どうか、よろしくお願いできたら幸いです。




 何度も書いて申し訳ないのだが、私は五歳の時、脊髄損傷が原因による下半身完全まひの身体障がい者となった。

 立つ、歩く、走るといった動作はできない。感覚も失われているから、痛さ、熱さ、寒さなどはまるで感じない。排泄もわからない。だから時間経過をみたり、あるいは腹部を手でさわってたまっていたりしたらトイレに向かう。

 失われたものは数えきれないが、ひとが生きる上でもっとも、といっていいくらいものも失われた。

 私は、性行為ができない。

 「性行為」の定義はなにか、などという根本的な問題はとりあえず措く。ここでいう性行為はごく普通に、一般的(普段は使いたくない言葉たちだけど、今回は例外的に多用させていただく)に想像されるものと思ってもらえればいい。

 それが、私にはできない。五歳の時は気づかなかったけど、その時点でもう切り落とされていたのだ。

 だが。性に対する「欲望」はあるのだ。しっかりと。

 私は心身障害者養護学校に通っていた。中学部くらいになると普通の中学生とおなじように異性を意識しはじめた。と同時に、あるものたちがクラス内にひっそり出回りはじめた。女性の卑猥な写真が載った雑誌、タイトルも書けないようなグラビア本、ラベルもなにも貼ってないビデオ……。同級生、先輩後輩がそれらのものを持ち込んでは回覧板のごとく、貸し借りがはじまった。こういうところは普通の男子中学生となんら変わらなかった。

 当然、私もある時、一本のビデオを喜び勇んで借りた。夜中、家族が寝静まった頃、居間のデッキにビデオを入れて再生した。画質の荒い、全裸の男女の行為が流れてきた。右耳につけたイヤホンから、ざらざらした雑音と共に女性の悲鳴だかなんだかわからない声が聞こえてきた。

 私のからだは、あっという間に熱を持った。そして、こういう時に普通の男性が行う行為をした。いわゆる自慰好意だ。ここまではよかった。

 ところが。私はまったく反応しなかった。顔が歪んだ。画面と下半身の間で視線が何度も往復した。

 そこから、性という荒野の放浪がはじまった。

 クラスに相変わらず出回る本を夜中、布団のなかで開いた。自分の部屋にもデッキをつけてもらってからは、録画した映画のいわゆるベッドシーンを何度も再生した。近所の本屋で一番いかがわしそうな雑誌を万引きしたことさえあった。

 学校を卒業し、仕事をするようになってからも行動は続いた。インターネットが普及してからはその手のサイトを巡りに巡った。PCがクラッシュしかけるような危ないサイトも幾度踏んだか。レンタルビデオ店の黒いカーテンを身を潜めるようにしてくぐり、適当な映画のDVDをその上に重ねて、男が担当するレジに向かった。
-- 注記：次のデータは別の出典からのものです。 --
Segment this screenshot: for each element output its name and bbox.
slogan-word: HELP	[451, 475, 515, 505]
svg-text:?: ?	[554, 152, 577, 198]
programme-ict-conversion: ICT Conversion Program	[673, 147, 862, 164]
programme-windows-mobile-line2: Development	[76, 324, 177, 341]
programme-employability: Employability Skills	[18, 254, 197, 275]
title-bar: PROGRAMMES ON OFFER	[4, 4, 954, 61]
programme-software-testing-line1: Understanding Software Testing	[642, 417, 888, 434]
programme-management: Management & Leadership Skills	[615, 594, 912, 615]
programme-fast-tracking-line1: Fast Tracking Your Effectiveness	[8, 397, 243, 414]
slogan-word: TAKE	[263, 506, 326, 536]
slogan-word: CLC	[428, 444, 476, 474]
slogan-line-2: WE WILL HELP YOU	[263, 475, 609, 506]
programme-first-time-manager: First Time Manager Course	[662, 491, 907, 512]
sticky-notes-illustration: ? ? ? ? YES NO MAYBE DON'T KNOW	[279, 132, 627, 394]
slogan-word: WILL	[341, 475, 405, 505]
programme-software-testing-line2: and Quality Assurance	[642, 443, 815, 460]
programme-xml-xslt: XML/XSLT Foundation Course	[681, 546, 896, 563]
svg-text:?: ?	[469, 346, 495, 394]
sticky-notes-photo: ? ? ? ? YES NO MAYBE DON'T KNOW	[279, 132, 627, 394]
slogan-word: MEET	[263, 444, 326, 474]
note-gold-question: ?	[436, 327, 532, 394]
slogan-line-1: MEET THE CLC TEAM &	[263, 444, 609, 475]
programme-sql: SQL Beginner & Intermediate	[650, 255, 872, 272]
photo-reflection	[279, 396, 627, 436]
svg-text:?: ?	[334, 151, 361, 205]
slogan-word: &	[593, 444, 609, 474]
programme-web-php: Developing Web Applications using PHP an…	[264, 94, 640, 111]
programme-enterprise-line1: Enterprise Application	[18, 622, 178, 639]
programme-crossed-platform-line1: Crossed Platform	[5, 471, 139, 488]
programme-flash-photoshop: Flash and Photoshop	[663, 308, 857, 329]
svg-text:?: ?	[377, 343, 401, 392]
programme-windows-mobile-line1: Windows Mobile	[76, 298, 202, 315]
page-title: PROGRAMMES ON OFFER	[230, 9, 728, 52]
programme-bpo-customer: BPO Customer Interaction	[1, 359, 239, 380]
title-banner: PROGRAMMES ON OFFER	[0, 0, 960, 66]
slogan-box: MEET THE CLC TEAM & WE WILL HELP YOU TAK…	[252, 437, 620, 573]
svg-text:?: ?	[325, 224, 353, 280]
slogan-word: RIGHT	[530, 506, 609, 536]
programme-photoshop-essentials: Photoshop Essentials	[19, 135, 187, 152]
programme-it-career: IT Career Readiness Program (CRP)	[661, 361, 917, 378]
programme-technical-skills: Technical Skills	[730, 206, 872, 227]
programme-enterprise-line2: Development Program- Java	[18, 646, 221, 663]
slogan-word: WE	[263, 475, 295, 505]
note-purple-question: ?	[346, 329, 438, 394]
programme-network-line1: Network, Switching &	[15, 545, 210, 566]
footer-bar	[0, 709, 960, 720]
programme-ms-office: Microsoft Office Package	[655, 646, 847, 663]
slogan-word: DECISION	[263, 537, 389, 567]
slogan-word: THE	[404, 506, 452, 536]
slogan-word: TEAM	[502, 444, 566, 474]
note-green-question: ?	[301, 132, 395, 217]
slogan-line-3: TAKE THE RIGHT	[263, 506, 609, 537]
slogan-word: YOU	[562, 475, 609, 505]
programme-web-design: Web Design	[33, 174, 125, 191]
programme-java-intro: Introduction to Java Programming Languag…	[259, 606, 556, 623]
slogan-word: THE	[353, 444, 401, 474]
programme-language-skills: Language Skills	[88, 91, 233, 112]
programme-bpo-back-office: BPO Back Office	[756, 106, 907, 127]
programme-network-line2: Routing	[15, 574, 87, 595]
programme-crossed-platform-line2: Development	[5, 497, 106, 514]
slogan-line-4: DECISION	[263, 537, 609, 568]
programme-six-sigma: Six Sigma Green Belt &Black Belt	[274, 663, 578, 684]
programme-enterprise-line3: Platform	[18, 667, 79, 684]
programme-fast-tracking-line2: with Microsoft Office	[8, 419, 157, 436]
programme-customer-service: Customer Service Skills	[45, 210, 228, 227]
 それらにすがりながら、私は虚しい行為を何度も繰り返した。代わりにできるものはないか、と、みずからのからだをあちこち苛んだ。もしかしたらこれか、と感じたものもあった。でもその後ひどい吐き気におそわれ、実際吐いた。

 おれには、無理なんだ。

 虚しい時間を積み重ねたある夜、私は手を動かすのをやめた。

 だが、かすかな希望を、ひとつだけ胸底に抱きかかえていた。

 女性と実際に抱き合えば、もしかしたら。

 やがて、生涯を共に生きてくれる、といってくれたひとと出会った。

 そのひとと抱き合った。今までの画質がざらついた行為とは別の次元にいるみたいに安らげた。ああ、こうしているだけでいいんだ。ようやく思えた。

 でも。私は当たり前のことを忘れていた。

 そのひとにだって、欲望があるということを。 

 私のようなものと生きていってくれるといってくれたひとなのだ。たいせつにしたかった。満たしてあげたかった。だからきつく、苦しいくらいに抱きしめ合った。だが力ない性器を押し付けながら、それでいいのかどうか、だんだんわからなくなってきた。
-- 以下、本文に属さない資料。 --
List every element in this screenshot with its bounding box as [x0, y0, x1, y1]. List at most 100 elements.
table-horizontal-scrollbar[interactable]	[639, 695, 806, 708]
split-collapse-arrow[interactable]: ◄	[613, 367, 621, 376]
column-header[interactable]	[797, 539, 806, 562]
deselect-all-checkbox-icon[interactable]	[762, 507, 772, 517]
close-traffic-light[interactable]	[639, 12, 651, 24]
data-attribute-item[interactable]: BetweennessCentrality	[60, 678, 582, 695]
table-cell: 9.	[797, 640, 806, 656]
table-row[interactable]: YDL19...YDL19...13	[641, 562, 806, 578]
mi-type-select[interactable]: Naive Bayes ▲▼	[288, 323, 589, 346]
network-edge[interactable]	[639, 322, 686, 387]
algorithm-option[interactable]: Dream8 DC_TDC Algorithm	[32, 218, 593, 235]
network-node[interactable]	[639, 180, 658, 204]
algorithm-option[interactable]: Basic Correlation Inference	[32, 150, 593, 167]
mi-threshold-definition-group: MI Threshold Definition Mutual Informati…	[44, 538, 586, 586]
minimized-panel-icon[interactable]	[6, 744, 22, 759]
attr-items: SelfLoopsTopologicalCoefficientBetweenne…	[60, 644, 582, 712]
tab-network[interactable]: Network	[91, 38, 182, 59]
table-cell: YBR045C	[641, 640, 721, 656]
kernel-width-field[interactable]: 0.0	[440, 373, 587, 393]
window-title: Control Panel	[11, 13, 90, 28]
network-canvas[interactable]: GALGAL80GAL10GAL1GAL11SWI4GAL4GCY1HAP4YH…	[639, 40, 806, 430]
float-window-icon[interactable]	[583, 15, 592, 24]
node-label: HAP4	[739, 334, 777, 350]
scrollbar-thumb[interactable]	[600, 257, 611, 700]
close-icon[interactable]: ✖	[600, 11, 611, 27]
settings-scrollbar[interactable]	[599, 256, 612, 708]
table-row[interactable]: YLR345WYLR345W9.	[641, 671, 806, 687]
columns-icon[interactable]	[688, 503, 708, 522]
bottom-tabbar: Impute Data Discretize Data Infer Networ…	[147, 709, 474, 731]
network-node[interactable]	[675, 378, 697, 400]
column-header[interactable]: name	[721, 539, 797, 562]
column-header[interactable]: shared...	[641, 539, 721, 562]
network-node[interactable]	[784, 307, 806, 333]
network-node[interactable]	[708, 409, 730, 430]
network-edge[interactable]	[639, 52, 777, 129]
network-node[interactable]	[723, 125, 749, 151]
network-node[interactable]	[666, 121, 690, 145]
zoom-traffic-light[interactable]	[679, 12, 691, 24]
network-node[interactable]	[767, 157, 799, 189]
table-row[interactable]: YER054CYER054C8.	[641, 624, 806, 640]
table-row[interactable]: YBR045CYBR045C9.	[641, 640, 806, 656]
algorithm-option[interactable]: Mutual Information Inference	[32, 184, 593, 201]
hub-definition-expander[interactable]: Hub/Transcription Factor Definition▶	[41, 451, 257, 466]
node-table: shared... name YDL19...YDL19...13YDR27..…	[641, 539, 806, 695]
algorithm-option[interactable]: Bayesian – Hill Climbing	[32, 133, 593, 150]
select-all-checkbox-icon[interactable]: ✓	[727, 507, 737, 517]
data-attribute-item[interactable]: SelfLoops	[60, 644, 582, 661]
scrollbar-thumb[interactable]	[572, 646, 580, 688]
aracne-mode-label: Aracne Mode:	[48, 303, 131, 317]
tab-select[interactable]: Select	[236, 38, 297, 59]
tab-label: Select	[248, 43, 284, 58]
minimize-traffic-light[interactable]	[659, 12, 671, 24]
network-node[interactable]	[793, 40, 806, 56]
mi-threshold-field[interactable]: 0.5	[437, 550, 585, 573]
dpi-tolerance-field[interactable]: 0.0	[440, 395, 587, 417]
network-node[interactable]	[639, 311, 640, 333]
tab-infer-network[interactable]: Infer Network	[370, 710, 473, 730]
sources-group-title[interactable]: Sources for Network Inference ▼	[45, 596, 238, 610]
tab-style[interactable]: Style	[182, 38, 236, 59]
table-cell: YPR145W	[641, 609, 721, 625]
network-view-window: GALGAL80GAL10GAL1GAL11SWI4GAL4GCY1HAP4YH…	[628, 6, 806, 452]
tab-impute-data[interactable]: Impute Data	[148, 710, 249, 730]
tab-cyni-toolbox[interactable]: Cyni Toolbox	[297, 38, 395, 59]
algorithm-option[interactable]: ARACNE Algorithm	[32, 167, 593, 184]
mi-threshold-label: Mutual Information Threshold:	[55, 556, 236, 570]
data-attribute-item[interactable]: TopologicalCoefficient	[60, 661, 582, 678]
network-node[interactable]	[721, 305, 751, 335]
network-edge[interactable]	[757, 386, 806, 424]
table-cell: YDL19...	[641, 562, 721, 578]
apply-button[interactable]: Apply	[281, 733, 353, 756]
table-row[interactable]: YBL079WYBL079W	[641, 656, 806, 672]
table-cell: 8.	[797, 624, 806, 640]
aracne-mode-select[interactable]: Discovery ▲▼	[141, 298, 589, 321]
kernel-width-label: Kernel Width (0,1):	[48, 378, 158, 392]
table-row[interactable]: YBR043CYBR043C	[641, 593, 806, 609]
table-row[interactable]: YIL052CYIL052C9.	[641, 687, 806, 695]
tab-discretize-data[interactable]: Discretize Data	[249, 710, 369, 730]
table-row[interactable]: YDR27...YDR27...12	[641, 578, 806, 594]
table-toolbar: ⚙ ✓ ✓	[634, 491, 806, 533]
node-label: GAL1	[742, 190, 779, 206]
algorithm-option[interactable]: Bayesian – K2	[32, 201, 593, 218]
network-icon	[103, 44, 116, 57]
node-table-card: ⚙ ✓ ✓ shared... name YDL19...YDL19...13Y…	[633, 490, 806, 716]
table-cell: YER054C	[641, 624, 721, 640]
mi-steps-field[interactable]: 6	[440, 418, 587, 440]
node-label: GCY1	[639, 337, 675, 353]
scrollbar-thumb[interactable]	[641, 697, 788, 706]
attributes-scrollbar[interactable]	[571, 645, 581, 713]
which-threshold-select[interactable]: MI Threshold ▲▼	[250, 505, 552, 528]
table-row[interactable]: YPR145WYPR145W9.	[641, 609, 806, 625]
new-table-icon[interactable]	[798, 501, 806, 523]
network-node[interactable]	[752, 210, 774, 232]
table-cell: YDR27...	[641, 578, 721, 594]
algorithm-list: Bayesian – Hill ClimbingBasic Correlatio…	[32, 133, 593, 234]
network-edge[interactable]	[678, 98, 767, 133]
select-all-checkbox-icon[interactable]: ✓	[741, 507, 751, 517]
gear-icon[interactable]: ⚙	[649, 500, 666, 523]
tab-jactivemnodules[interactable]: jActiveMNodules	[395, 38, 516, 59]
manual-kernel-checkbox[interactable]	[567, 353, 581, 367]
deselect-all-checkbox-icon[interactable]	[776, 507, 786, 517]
 これも当たり前だけど、そのひとは子どもを望んでいた。

「あなたが愛おしいと思えるような子どもを、生んであげたいのです」

 ある時、そのひとの言葉が、メールで私のもとに届けられた。ある年の冬、ひときわ寒い日。そのひとは買い物に行ってくる、と出かけていた。面と向かって言えず、ひとりで苦しんだ末、私に送ったにちがいなかった。

 望みを叶えてあげたかった。実際にいろいろ調べた。互いに病院にも行った。でもある病院で受けた診察は、ここでは詳細しないが、私にとってあまりに屈辱的なものだった。今でも時々思い出すと全身が震える。

 そんな日々が過ぎていくうち、やがて私は今も苦しめられている腎臓の病気になった。体調の悪さもあって、徐々に抱きしめ合う回数も減っていった。年齢もやがて重なっていき、そのひとも徐々に求めなくなっていった……。


 自分のなかで、疑問がごうごうと渦巻いている。

 どうして五歳の時、「欲望」も失われてしまわなかったのか。もぎ取られてしまわなかったのか。

 私は、いったい、なんなのか。

 からだが、動かなかった。

 私はもしかしたら、「不完全で歪んだ私」に、そのひとを巻き込んでしまったのではないか。

 どこか醜く、歪み、捻じれたもので、かたちづくられた私のなかに、そのひとを飲み込んだのではないのだろうか、と……。

 なまぐさい、吐き気のする内容に、目をそむけた方もいるかもしれない。

 ですが、謝罪はしない。障がい者の美しさも醜さも描くことが、私の細胞核だから。

 私は「不完全で歪んだ」私を抱えたまま、生きていく。

 それだけが、この醜いものだらけの文章のなかで、ただひとつ言い切れることだ。